Poster Session 2 · Wednesday, December 3, 2025 4:30 PM → 7:30 PM
#5101
SoMi-ToM: Evaluating Multi-Perspective Theory of Mind in Embodied Social Interactions
Abstract
Humans continuously infer the states, goals, and behaviors of others by perceiving their surroundings in dynamic, real-world social interactions. However, most Theory of Mind (ToM) benchmarks only evaluate static, text-based scenarios, which have a significant gap compared to real interactions.
We propose the SoMi-ToM benchmark, designed to evaluate multi-perspective ToM in embodied multi-agent complex social interactions. This benchmark is based on rich multimodal interaction data generated by the interaction environment SoMi, covering diverse crafting goals and social relationships.
Our framework supports multi-level evaluation:
- first-person evaluation provides multimodal (visual, dialogue, action, etc.) input from a first-person perspective during a task for real-time state inference,
- third-person evaluation provides complete third-person perspective video and text records after a task for goal and behavior inference.
This evaluation method allows for a more comprehensive examination of a model's ToM capabilities from both the subjective immediate experience and the objective global observation.

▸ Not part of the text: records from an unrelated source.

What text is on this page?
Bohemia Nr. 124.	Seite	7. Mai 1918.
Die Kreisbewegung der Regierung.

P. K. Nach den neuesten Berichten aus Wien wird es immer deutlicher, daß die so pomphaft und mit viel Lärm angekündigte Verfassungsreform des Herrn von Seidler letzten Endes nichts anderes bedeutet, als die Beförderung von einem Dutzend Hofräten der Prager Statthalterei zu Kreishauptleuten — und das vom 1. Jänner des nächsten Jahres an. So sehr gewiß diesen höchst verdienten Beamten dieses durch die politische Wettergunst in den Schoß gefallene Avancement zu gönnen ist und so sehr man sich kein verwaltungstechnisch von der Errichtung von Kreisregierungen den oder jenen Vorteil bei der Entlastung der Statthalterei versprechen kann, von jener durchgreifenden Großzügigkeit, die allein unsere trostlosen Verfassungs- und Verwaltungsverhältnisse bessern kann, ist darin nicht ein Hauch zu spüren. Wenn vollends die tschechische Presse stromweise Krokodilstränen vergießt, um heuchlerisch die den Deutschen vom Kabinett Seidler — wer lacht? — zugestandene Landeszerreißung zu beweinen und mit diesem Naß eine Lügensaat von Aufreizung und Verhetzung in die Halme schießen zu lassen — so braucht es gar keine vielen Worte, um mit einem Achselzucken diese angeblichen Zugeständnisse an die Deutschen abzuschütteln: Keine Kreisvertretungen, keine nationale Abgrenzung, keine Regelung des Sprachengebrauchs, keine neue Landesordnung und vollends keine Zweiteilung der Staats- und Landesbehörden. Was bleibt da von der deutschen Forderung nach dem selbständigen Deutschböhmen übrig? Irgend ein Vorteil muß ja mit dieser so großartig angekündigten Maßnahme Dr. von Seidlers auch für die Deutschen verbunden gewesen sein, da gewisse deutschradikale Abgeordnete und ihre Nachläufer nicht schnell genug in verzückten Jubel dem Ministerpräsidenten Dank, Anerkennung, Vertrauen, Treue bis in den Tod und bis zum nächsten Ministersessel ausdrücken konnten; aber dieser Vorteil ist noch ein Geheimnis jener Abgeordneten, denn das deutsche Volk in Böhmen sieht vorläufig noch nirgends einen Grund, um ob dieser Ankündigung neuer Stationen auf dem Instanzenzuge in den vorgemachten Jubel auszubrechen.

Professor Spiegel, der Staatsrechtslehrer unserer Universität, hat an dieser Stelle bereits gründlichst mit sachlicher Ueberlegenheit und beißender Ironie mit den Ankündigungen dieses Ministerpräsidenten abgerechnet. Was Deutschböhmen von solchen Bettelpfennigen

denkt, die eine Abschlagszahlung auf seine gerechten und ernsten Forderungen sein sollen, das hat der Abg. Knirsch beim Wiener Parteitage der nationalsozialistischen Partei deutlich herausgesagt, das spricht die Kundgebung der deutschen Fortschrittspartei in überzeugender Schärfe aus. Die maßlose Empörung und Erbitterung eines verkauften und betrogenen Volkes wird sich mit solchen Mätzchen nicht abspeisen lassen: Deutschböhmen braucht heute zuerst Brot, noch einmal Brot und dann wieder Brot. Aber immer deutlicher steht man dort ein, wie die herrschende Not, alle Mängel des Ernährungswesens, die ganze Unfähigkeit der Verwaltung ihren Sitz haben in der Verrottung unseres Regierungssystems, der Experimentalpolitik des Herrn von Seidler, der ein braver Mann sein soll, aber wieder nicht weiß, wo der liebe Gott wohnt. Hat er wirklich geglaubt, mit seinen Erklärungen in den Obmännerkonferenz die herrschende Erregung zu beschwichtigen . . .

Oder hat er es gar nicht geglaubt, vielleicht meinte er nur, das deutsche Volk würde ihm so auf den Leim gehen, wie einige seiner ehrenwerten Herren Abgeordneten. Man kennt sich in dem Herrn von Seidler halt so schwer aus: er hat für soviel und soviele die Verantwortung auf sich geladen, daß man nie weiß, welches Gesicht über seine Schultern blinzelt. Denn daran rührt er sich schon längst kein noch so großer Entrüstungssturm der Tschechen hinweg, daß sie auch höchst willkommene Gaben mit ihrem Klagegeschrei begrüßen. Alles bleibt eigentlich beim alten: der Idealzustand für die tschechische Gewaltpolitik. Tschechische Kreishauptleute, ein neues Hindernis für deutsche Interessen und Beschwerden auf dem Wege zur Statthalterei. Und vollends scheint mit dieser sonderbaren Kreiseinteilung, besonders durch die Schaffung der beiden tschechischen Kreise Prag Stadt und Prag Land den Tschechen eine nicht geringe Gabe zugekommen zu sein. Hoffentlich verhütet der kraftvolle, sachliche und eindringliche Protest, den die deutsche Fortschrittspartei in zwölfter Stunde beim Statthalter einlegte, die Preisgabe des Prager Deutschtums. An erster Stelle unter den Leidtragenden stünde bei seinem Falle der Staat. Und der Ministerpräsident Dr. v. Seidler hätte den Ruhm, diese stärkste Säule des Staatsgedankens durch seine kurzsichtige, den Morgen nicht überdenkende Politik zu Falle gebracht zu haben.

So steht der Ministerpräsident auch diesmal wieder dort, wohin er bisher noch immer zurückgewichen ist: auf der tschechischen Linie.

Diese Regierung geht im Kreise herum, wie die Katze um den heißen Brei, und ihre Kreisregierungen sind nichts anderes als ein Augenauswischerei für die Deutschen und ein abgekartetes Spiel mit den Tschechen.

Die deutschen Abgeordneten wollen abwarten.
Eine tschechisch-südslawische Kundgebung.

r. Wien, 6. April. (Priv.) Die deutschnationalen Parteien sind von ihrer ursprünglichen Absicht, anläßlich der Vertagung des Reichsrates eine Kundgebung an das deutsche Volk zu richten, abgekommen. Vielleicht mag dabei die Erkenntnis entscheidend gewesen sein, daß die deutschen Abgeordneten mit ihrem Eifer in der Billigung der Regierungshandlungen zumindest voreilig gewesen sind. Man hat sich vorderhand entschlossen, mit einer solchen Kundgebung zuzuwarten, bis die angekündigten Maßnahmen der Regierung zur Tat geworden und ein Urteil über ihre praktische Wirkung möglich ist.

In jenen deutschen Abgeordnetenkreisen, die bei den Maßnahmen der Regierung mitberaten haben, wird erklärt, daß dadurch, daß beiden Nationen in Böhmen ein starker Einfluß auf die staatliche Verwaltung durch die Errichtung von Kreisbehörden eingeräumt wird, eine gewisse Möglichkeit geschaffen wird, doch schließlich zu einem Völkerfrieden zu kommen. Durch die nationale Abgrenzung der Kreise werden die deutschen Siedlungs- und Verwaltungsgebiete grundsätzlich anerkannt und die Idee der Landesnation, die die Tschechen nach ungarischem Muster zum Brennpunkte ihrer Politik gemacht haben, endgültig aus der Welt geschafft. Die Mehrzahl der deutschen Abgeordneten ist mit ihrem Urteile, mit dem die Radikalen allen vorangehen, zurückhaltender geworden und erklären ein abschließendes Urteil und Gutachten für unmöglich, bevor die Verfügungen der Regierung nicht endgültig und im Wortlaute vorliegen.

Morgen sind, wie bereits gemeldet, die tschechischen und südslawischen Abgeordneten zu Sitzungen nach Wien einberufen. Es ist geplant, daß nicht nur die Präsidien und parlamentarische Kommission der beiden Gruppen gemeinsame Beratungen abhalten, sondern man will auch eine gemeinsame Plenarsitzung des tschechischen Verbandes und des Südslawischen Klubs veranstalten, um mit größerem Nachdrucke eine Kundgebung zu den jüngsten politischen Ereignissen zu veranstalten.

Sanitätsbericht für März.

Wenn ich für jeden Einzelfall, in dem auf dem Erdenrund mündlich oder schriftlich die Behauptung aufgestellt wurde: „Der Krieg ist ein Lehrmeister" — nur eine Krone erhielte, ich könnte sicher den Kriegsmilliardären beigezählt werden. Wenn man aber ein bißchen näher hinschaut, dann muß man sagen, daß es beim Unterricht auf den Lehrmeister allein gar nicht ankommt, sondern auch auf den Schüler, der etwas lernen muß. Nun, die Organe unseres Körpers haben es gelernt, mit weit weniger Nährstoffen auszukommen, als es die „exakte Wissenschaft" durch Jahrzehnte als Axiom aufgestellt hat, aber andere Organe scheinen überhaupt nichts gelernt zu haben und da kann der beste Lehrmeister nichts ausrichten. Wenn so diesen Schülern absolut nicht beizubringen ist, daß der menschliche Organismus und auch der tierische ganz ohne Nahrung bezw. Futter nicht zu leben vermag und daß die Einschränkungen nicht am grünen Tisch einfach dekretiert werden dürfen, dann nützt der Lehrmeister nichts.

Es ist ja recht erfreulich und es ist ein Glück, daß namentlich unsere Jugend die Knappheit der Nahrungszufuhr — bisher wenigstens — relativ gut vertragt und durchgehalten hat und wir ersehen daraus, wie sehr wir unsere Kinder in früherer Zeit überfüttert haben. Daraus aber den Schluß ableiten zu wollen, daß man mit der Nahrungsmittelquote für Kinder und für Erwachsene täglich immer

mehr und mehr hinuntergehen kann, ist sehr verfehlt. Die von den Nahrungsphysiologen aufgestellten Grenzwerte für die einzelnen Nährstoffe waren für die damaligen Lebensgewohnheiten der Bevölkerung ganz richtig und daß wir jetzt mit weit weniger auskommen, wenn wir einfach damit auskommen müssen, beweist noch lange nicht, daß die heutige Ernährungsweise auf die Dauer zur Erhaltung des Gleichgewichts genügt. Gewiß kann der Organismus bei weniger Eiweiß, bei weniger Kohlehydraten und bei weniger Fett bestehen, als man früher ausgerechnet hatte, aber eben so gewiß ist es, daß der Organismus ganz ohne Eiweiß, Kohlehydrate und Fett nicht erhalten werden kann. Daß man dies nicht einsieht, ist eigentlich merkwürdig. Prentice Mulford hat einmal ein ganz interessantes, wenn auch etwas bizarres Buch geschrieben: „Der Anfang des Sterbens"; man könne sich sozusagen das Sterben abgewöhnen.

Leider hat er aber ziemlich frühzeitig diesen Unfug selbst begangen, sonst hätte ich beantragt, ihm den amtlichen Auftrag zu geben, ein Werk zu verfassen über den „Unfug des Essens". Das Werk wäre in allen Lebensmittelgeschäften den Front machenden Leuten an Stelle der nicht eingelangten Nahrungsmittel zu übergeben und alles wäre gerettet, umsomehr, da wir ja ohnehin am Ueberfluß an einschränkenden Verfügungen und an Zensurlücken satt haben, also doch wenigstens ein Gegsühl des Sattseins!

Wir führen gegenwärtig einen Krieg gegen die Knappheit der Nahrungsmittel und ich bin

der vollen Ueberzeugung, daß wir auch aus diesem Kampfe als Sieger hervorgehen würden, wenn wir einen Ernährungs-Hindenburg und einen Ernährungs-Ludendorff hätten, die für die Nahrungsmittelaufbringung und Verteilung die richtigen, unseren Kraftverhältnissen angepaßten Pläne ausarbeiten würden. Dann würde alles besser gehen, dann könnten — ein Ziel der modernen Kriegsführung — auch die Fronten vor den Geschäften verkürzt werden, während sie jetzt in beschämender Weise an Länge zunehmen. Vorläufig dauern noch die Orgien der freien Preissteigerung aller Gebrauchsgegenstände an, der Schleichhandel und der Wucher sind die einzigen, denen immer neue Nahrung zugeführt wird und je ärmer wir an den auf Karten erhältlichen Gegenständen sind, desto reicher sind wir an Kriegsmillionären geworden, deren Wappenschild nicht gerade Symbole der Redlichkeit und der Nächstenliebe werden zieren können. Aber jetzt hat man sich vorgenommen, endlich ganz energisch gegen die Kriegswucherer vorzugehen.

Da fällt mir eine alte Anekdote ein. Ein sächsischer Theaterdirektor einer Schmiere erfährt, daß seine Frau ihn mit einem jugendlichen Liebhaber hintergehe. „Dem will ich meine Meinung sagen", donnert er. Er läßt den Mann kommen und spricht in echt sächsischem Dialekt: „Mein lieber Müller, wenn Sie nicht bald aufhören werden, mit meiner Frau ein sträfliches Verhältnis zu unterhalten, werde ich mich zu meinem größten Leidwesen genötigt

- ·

We constructed a challenging dataset containing 35 third-person perspective videos, 363 first-person perspective images, and 1225 expert-annotated multiple-choice questions (three options). On this dataset, we systematically evaluated the performance of human subjects and several state-of-the-art large vision-language models (LVLMs). The results show that LVLMs perform significantly worse than humans on SoMi-ToM: the average accuracy gap between humans and models is 40.1% in first-person evaluation and 26.4% in third-person evaluation. This indicates that future LVLMs need to further improve their ToM capabilities in embodied, complex social interactions.